After attending the University of Edinburgh, Carlyle became a mathematics teacher,[1] first in Annan and then in Kirkcaldy, where Carlyle became close friends with the mystic Edward Irving. (Confusingly, there is another Scottish Thomas Carlyle, born a few years later and also connected to Irving, through his work with the Catholic Apostolic Church.[3])
In 1819–1821, Carlyle returned to the University of Edinburgh, where he suffered an intense crisis of faith and conversion that would provide the material for Sartor Resartus ("The Tailor Retailored"), which first brought him to the public's notice.
Carlyle developed a painful stomach ailment, possibly gastric ulcers (which pseudo-medicine of the time attributed to this "crisis of faith"[4]), that remained throughout his life and contributed to his reputation as a crotchety, argumentative, and somewhat disagreeable personality.
His prose style, famously cranky and occasionally savage, helped cement a reputation of irascibility.[5]
He began reading deeply in German literature.[1] Carlyle's thinking was heavily influenced by German Idealism, in particular the work of Johann Gottlieb Fichte. He established himself as an expert on German literature in a series of essays for Fraser's Magazine, and by translating German writers, notably Goethe (the novel Wilhelm Meisters Lehrjahre).[1] He also wrote Life of Schiller (1825).[1]
In 1826, Thomas Carlyle married Jane Baillie Welsh, herself a writer, whom he had met in 1821,[1] during his period of German studies.
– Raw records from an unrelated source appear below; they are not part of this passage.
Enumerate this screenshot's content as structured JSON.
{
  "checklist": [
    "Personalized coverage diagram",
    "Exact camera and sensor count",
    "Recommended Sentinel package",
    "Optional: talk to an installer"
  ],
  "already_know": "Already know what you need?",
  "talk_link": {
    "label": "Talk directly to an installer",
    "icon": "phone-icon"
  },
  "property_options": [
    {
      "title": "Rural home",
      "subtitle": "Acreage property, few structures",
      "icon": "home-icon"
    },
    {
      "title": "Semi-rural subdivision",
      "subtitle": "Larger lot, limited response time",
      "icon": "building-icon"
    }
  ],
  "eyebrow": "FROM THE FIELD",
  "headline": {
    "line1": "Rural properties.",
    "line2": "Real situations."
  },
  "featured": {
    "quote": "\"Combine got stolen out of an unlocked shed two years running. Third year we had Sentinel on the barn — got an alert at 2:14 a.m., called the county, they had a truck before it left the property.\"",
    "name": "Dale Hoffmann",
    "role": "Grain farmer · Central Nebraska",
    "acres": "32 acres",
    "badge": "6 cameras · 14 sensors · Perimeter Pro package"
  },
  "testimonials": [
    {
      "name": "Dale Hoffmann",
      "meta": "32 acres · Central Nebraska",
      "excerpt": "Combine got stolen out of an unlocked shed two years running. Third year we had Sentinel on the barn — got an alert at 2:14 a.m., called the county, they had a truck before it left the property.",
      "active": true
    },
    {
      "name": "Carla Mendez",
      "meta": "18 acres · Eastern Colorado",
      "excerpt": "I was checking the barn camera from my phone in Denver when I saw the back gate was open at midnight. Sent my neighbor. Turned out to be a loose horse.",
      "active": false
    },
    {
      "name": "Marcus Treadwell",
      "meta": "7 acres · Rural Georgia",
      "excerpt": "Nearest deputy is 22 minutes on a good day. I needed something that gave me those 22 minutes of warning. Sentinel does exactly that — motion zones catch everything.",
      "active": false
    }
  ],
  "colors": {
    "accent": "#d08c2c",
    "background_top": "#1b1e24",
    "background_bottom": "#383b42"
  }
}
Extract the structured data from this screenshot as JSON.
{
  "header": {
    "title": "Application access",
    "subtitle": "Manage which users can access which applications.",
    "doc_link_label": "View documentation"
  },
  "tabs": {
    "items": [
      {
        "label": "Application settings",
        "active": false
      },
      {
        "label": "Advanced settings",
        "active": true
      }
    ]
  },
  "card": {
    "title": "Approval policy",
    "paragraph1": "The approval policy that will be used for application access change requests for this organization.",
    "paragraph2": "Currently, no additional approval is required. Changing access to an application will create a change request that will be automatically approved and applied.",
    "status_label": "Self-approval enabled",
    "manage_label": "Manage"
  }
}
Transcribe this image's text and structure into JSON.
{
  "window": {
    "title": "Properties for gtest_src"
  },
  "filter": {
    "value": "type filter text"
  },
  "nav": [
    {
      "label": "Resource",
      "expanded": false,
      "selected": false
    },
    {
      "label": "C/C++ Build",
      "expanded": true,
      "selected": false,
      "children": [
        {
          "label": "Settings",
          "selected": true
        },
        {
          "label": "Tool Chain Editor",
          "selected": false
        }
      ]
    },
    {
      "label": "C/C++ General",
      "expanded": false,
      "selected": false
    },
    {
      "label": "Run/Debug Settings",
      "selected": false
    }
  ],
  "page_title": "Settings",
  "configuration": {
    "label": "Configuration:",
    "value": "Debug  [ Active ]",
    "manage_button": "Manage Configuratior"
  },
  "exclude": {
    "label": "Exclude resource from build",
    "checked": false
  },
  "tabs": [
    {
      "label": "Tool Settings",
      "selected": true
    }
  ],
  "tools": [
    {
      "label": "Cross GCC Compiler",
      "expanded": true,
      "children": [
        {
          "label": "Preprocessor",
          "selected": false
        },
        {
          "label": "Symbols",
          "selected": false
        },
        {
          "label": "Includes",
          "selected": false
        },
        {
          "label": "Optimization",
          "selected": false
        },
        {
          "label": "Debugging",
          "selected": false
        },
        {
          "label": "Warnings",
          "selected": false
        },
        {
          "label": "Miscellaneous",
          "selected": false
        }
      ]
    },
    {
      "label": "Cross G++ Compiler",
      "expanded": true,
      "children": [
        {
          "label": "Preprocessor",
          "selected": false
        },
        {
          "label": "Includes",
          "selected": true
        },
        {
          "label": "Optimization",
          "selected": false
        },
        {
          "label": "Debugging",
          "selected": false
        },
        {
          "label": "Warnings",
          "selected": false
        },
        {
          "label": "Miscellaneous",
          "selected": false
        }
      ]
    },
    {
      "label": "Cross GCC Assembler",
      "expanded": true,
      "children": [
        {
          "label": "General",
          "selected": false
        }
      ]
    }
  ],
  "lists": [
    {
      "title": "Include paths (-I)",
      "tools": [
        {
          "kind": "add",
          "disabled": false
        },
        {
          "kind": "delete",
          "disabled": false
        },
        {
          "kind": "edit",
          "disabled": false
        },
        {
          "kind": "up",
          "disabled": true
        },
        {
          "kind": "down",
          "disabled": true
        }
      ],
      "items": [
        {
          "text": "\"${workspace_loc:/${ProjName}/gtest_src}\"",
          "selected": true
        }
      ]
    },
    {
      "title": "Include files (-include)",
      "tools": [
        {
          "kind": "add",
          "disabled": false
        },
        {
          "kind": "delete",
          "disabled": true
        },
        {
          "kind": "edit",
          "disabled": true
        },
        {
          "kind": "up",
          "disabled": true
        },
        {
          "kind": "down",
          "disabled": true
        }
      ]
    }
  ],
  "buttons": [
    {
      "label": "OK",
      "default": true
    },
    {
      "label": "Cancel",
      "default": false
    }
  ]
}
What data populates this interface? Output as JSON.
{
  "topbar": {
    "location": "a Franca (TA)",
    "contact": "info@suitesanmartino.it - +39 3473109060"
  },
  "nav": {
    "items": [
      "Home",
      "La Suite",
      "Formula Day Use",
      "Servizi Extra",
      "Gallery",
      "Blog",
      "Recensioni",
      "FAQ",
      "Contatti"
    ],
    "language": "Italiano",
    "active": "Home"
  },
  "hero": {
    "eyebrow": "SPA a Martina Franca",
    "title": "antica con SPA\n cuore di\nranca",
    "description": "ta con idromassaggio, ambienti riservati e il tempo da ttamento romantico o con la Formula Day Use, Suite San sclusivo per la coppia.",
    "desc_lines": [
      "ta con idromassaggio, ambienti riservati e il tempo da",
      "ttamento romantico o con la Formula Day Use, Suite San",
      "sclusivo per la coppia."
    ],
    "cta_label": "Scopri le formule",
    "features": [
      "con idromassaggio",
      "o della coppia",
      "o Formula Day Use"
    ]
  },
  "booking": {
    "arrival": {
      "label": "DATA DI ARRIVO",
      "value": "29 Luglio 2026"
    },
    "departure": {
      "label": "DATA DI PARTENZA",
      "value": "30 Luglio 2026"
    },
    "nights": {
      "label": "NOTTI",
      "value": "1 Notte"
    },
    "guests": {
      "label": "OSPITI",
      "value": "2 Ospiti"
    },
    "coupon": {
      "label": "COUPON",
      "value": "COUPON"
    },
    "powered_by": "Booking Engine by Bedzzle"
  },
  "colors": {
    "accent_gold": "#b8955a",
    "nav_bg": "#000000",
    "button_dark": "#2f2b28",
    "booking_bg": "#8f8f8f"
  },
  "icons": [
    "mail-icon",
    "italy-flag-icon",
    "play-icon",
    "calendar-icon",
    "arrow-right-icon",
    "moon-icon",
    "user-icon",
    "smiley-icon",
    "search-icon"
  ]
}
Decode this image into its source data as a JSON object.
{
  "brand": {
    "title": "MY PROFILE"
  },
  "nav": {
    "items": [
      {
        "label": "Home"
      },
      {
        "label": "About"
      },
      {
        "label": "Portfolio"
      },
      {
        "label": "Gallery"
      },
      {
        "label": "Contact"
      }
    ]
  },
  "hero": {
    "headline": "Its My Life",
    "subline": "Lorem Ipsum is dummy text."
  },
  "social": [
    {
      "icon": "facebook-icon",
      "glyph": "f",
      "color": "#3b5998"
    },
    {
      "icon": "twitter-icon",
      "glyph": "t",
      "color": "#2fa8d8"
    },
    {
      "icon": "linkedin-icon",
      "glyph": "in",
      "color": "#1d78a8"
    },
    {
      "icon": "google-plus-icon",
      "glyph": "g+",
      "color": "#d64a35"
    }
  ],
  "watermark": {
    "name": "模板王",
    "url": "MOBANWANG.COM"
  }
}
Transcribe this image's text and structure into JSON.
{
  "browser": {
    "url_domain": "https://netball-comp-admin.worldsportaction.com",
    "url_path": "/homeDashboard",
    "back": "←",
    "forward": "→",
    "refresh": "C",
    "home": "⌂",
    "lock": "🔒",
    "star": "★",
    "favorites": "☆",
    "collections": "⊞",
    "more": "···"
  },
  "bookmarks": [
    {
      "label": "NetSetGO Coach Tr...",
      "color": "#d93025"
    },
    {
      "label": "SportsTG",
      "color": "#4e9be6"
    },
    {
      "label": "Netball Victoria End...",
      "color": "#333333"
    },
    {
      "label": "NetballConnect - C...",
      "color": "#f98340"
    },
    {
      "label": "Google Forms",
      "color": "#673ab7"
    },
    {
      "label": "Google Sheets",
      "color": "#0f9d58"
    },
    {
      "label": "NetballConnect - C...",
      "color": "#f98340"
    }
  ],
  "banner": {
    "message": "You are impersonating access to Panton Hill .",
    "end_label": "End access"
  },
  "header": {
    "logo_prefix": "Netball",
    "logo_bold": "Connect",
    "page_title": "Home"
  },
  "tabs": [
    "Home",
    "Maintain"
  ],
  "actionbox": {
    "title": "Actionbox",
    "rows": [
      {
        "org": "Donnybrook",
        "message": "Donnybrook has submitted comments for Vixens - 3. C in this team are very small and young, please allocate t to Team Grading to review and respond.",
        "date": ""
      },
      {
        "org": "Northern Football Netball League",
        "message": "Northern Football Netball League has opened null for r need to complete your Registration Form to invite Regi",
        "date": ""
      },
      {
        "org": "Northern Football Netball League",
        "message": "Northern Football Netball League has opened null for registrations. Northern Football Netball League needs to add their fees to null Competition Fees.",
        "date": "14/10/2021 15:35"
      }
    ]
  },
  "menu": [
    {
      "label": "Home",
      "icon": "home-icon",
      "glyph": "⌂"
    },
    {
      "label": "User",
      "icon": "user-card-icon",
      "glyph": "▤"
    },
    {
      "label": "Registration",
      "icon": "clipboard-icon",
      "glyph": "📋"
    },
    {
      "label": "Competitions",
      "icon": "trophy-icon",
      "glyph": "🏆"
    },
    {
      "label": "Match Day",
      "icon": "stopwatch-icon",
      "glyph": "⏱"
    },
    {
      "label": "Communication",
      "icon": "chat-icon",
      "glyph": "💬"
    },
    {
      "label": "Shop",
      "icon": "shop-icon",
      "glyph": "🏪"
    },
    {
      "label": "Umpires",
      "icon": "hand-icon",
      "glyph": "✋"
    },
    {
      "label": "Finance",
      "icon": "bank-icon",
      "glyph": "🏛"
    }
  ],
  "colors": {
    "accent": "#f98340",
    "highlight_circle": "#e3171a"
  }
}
His home in residence for much of his early life, after 1828, was a farm in Craigenputtock, a house in Dumfrieshire, Scotland where he wrote many of his works.[1] He often wrote about his life at Craigenputtock, "It is certain that for living and thinking in I have never since found in the world a place so favourable.... How blessed, might poor mortals be in the straitest circumstances if their wisdom and fidelity to heaven and to one another were adequately great!".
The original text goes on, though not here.